Berliner Bühne: Linker setzt auf Kapitalismus
VON GREGOR MAYNTZ - zuletzt aktualisiert: 19.01.2011 - 18:54Berlin (RPO). Während Linken-Chefin Gesine Lötzsch den Weg zum Kommunismus sucht, hat Linken-Außenpolitiker Wolfgang Gehrcke eine andere Richtung eingeschlagen: Er macht sich für den Kapitalismus stark.
Politik kann abseits der Ausschuss- und Plenarsitzungen durchaus kurzweilig daherkommen. So hatte die altehrwürdige Deutsche Gesellschaft für Auswärtige Politik am Rande des Tiergartens in Berlin offenbar das richtige Näschen für einen anregenden Abend: Der große Vortragssaal an der Rauchstraße war gerappelt voll, als sie zwei Politiker in den Ring bat, die konträrer kaum sein konnten.

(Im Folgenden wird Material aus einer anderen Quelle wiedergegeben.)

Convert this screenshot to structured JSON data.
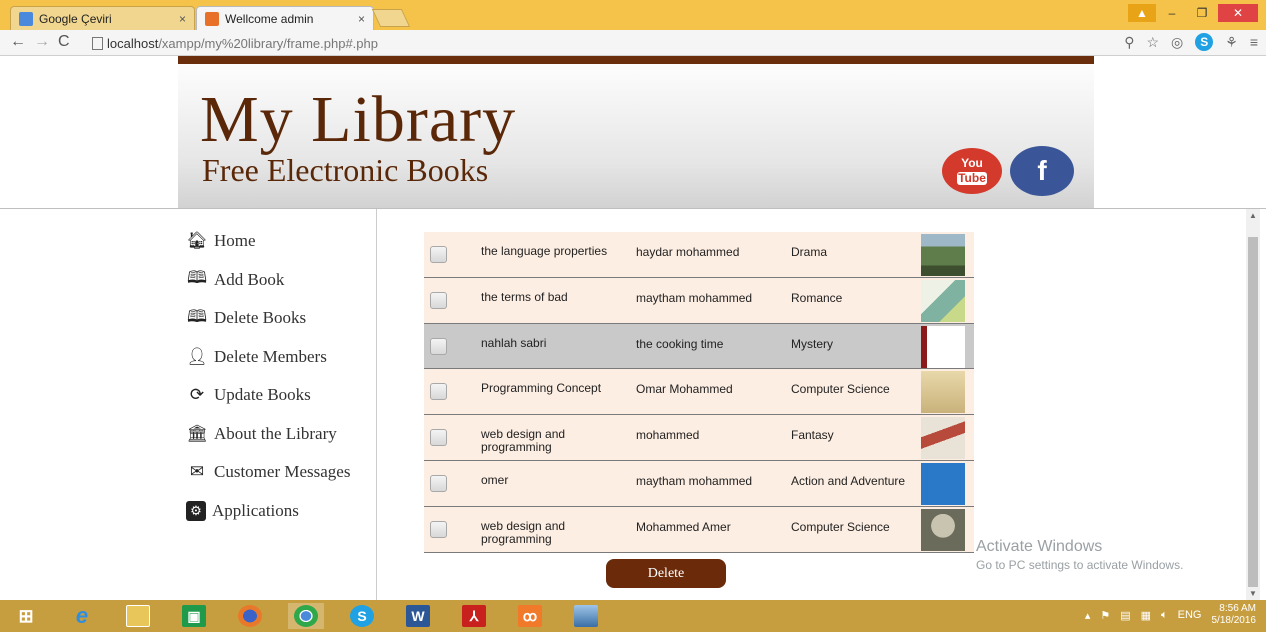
{
  "browser": {
    "tabs": [
      {
        "title": "Google Çeviri"
      },
      {
        "title": "Wellcome admin"
      }
    ],
    "close_glyph": "×",
    "url_host": "localhost",
    "url_path": "/xampp/my%20library/frame.php#.php"
  },
  "header": {
    "title": "My Library",
    "subtitle": "Free Electronic Books",
    "youtube_top": "You",
    "youtube_bottom": "Tube",
    "facebook": "f"
  },
  "sidebar": {
    "items": [
      {
        "label": "Home",
        "icon": "home-icon"
      },
      {
        "label": "Add Book",
        "icon": "open-book-icon"
      },
      {
        "label": "Delete Books",
        "icon": "book-delete-icon"
      },
      {
        "label": "Delete Members",
        "icon": "user-remove-icon"
      },
      {
        "label": "Update Books",
        "icon": "refresh-icon"
      },
      {
        "label": "About the Library",
        "icon": "bank-icon"
      },
      {
        "label": "Customer Messages",
        "icon": "envelope-icon"
      },
      {
        "label": "Applications",
        "icon": "apps-icon"
      }
    ]
  },
  "books": {
    "rows": [
      {
        "name": "the language properties",
        "author": "haydar mohammed",
        "genre": "Drama",
        "cover_color": "#5f7d4a",
        "selected": false
      },
      {
        "name": "the terms of bad",
        "author": "maytham mohammed",
        "genre": "Romance",
        "cover_color": "#7fb2a0",
        "selected": false
      },
      {
        "name": "nahlah sabri",
        "author": "the cooking time",
        "genre": "Mystery",
        "cover_color": "#8b1a1a",
        "selected": true
      },
      {
        "name": "Programming Concept",
        "author": "Omar Mohammed",
        "genre": "Computer Science",
        "cover_color": "#d6c190",
        "selected": false
      },
      {
        "name": "web design and programming",
        "author": "mohammed",
        "genre": "Fantasy",
        "cover_color": "#b84a3c",
        "selected": false
      },
      {
        "name": "omer",
        "author": "maytham mohammed",
        "genre": "Action and Adventure",
        "cover_color": "#2a78c8",
        "selected": false
      },
      {
        "name": "web design and programming",
        "author": "Mohammed Amer",
        "genre": "Computer Science",
        "cover_color": "#6b6b5c",
        "selected": false
      }
    ]
  },
  "actions": {
    "delete_label": "Delete"
  },
  "watermark": {
    "line1": "Activate Windows",
    "line2": "Go to PC settings to activate Windows."
  },
  "tray": {
    "lang": "ENG",
    "time": "8:56 AM",
    "date": "5/18/2016"
  },
  "colors": {
    "brand_brown": "#5a2808",
    "row_bg": "#fdeee3",
    "row_selected": "#c9c9c9",
    "taskbar": "#c79e3f"
  }
}
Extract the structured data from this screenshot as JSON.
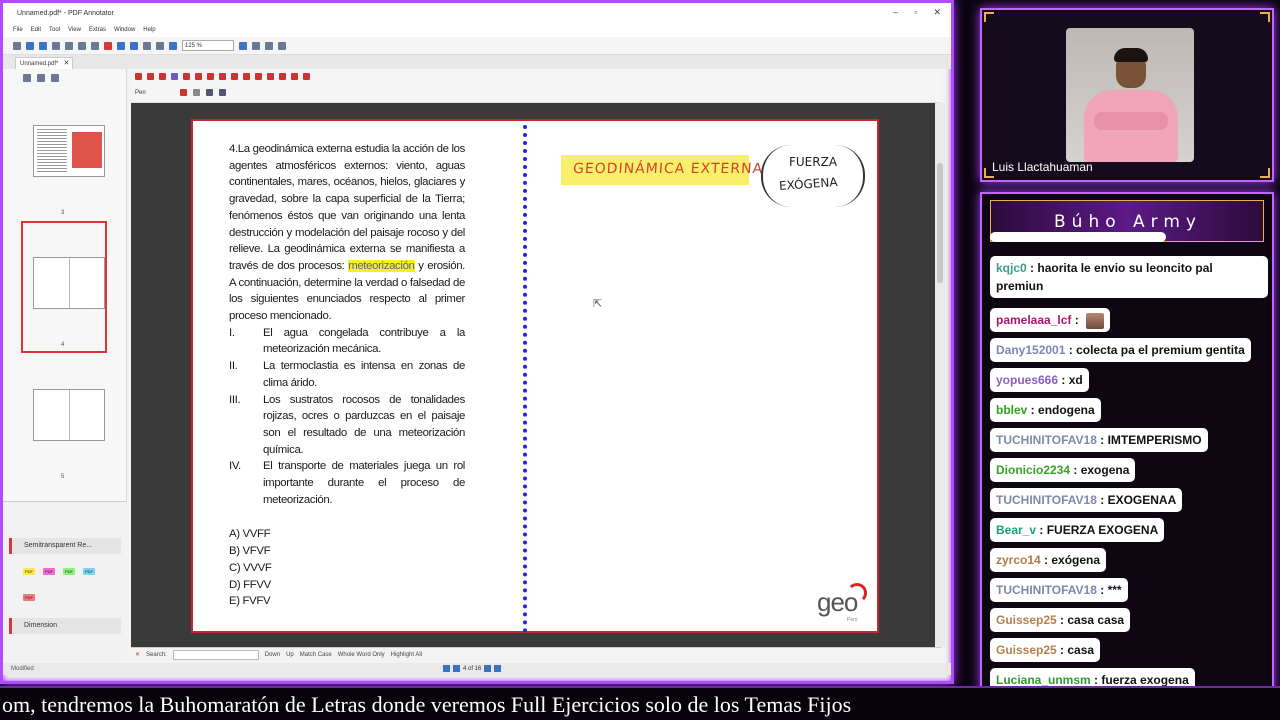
{
  "app": {
    "title": "Unnamed.pdf* - PDF Annotator",
    "menu": [
      "File",
      "Edit",
      "Tool",
      "View",
      "Extras",
      "Window",
      "Help"
    ],
    "zoom": "125 %",
    "doc_tab": "Unnamed.pdf*",
    "annot_mode": "Pen"
  },
  "sidepanel": {
    "thumb_numbers": [
      "3",
      "4",
      "5"
    ],
    "panel_semitransparent": "Semitransparent Re...",
    "panel_dimension": "Dimension",
    "chips": [
      "PDF",
      "PDF",
      "PDF",
      "PDF",
      "PDF"
    ]
  },
  "document": {
    "question_intro_a": "4.La geodinámica externa estudia la acción de los agentes atmosféricos externos: viento, aguas continentales, mares, océanos, hielos, glaciares y gravedad, sobre la capa superficial de la Tierra; fenómenos éstos que van originando una lenta destrucción y modelación del paisaje rocoso y del relieve. La geodinámica externa se manifiesta a través de dos procesos: ",
    "question_highlight": "meteorización",
    "question_intro_b": " y erosión. A continuación, determine la verdad o falsedad de los siguientes enunciados respecto al primer proceso mencionado.",
    "statements": [
      {
        "num": "I.",
        "text": "El agua congelada contribuye a la meteorización mecánica."
      },
      {
        "num": "II.",
        "text": "La termoclastia es intensa en zonas de clima árido."
      },
      {
        "num": "III.",
        "text": "Los sustratos rocosos de tonalidades rojizas, ocres o parduzcas en el paisaje son el resultado de una meteorización química."
      },
      {
        "num": "IV.",
        "text": "El transporte de materiales juega un rol importante durante el proceso de meteorización."
      }
    ],
    "options": [
      "A)  VVFF",
      "B)  VFVF",
      "C)  VVVF",
      "D)  FFVV",
      "E)  FVFV"
    ],
    "note_title": "GEODINÁMICA EXTERNA",
    "note_fuerza": "FUERZA",
    "note_exogena": "EXÓGENA",
    "logo": "geo",
    "logo_sub": "Perú"
  },
  "findbar": {
    "search_label": "Search:",
    "down": "Down",
    "up": "Up",
    "match_case": "Match Case",
    "whole_word": "Whole Word Only",
    "highlight_all": "Highlight All"
  },
  "status": {
    "label": "Modified",
    "page": "4 of 16"
  },
  "webcam": {
    "name": "Luis Llactahuaman"
  },
  "chat": {
    "title": "Búho Army",
    "messages": [
      {
        "user": "kqjc0",
        "color": "#3b9c8a",
        "text": "haorita le envio su leoncito pal premiun"
      },
      {
        "user": "pamelaaa_lcf",
        "color": "#b0126e",
        "text": ""
      },
      {
        "user": "Dany152001",
        "color": "#7a86b8",
        "text": "colecta pa el premium gentita"
      },
      {
        "user": "yopues666",
        "color": "#8a5fc0",
        "text": "xd"
      },
      {
        "user": "bblev",
        "color": "#2fa31c",
        "text": "endogena"
      },
      {
        "user": "TUCHINITOFAV18",
        "color": "#7c8aa8",
        "text": "IMTEMPERISMO"
      },
      {
        "user": "Dionicio2234",
        "color": "#3aa02a",
        "text": "exogena"
      },
      {
        "user": "TUCHINITOFAV18",
        "color": "#7c8aa8",
        "text": "EXOGENAA"
      },
      {
        "user": "Bear_v",
        "color": "#1aa07a",
        "text": "FUERZA EXOGENA"
      },
      {
        "user": "zyrco14",
        "color": "#b07a46",
        "text": "exógena"
      },
      {
        "user": "TUCHINITOFAV18",
        "color": "#7c8aa8",
        "text": "***"
      },
      {
        "user": "Guissep25",
        "color": "#b0824e",
        "text": "casa casa"
      },
      {
        "user": "Guissep25",
        "color": "#b0824e",
        "text": "casa"
      },
      {
        "user": "Luciana_unmsm",
        "color": "#2e9a3a",
        "text": "fuerza exogena"
      }
    ]
  },
  "ticker": {
    "text": "om, tendremos la Buhomaratón de Letras donde veremos Full Ejercicios solo de los Temas Fijos"
  },
  "colors": {
    "accent_purple": "#b04cff",
    "page_border": "#c6262e",
    "divider_blue": "#1a2ae0",
    "highlight_yellow": "#f6f01e"
  }
}
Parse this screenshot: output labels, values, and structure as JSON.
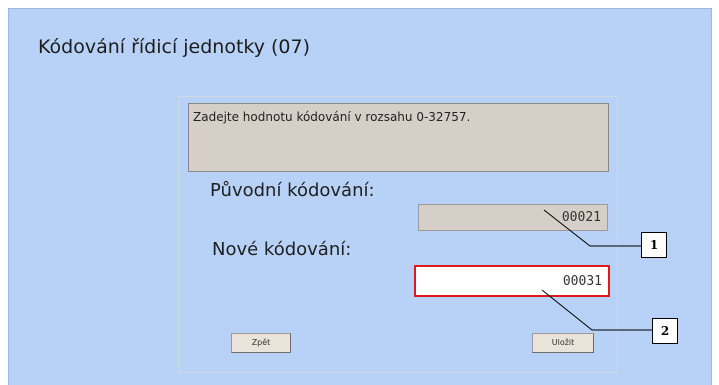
{
  "dialog": {
    "title": "Kódování řídicí jednotky (07)",
    "instruction": "Zadejte hodnotu kódování v rozsahu 0-32757.",
    "original_label": "Původní kódování:",
    "original_value": "00021",
    "new_label": "Nové kódování:",
    "new_value": "00031",
    "back_button": "Zpět",
    "save_button": "Uložit"
  },
  "callouts": [
    "1",
    "2"
  ],
  "colors": {
    "panel_bg": "#b7d2f6",
    "readonly_bg": "#d5cfc8",
    "highlight_border": "#e01a1a"
  }
}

Philipp Mißfelder, 31jähriger Historiker, Bundesvorsitzender der Jungen Union und jüngstes CDU-Präsidiumsmitglied aller Zeiten, auf der einen Seite. Und auf der anderen Wolfgang Gehrcke, 67jähriger Journalist, ehemals Mitglied der (verbotenen) KPD, Mitbegründer der DKP und seit 1990 führend bei der PDS und der Linken aktiv. Beide eint eigentlich nur eines: Sie sind die Außenpolitiker ihrer Fraktionen. "Duett oder Duell?" Die Frage als Überschrift des Abends konnte nur rhetorisch sein. Und so dauerte es nur wenige Minuten, bis sich die beiden Parlamentarier in den Haaren lagen.
"Ich vermisse bei den Linken ein Bekenntnis zum jüdischen Staat", schloss Mißfelder sein Eingangsstatement, worauf Gehrcke in Sekundenbruchteilen ein gepfeffertes "Das werden Sie auch nicht bekommen!" erwiderte. Schon bei der Grundausrichtung kamen die beiden nicht zusammen. "Wertegebunden, interessengeleitet, zielorientiert" - so wünschte sich Mißfelder die deutsche Außenpolitik. Nichts für Gehrcke. Er wollte sie in "selbstbewusster Bescheidenheit".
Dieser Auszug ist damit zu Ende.